Artificial antigen-presenting cells have been shown to stimulate antigen-specific T-cell responses, but their effect in vivo may be compromised by rapid macrophage clearance. In a study reported in Clinical Cancer Research, Bruns and colleagues added CD47 to classic two-signal artificial antigen-presenting cells to produce a three-signal “don’t eat me” artificial antigen-presenting cell that might better avoid macrophage uptake and clearance.
Control artificial antigen-presenting cells and the CD47-positive antigen-presenting cells were analyzed in vitro in human primary T-cell and macrophage co-cultures and compared in vivo in a NOD/SCID T-cell proliferation model and a B16-SIY melanoma model. In culture with human macrophages, CD47-positive antigen-presenting cells exhibited CD47 concentration-dependent inhibition of phagocytosis with no reduction in their ability to generate and expand antigen-specific T cells; the T cells generated by these antigen-presenting cells had killing abilities and polyfunctionality equivalent to those of control antigen-presenting cell–generated T cells. In in vivo studies, CD47-positive antigen-presenting cells exhibited increased stimulatory capacity and tumor inhibition compared with control antigen-presenting cells.
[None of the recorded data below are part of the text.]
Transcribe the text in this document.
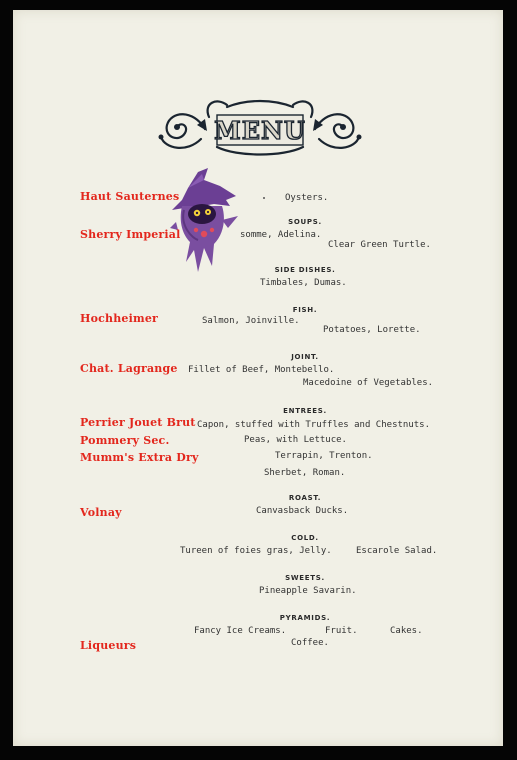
MENU
Haut Sauternes
Sherry Imperial
Hochheimer
Chat. Lagrange
Perrier Jouet Brut
Pommery Sec.
Mumm's Extra Dry
Volnay
Liqueurs
Oysters.
SOUPS.
somme, Adelina.
Clear Green Turtle.
SIDE DISHES.
Timbales, Dumas.
FISH.
Salmon, Joinville.
Potatoes, Lorette.
JOINT.
Fillet of Beef, Montebello.
Macedoine of Vegetables.
ENTREES.
Capon, stuffed with Truffles and Chestnuts.
Peas, with Lettuce.
Terrapin, Trenton.
Sherbet, Roman.
ROAST.
Canvasback Ducks.
COLD.
Tureen of foies gras, Jelly.	Escarole Salad.
SWEETS.
Pineapple Savarin.
PYRAMIDS.
Fancy Ice Creams.	Fruit.	Cakes.
Coffee.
The investigators concluded: “Our data for the first time show that [artificial] antigen-presenting cells functionalized with CD47 maintain their stimulatory capacity in vitro and demonstrate enhanced in vivo efficiency. Thus, this next generation [artificial] APCCD47+ has a unique potential to enhance the application of the [artificial] antigen-presenting cell technology for future immunotherapy approaches.” ■
Bruns H, et al: Clin Cancer Res. January 15, 2015 (early release online).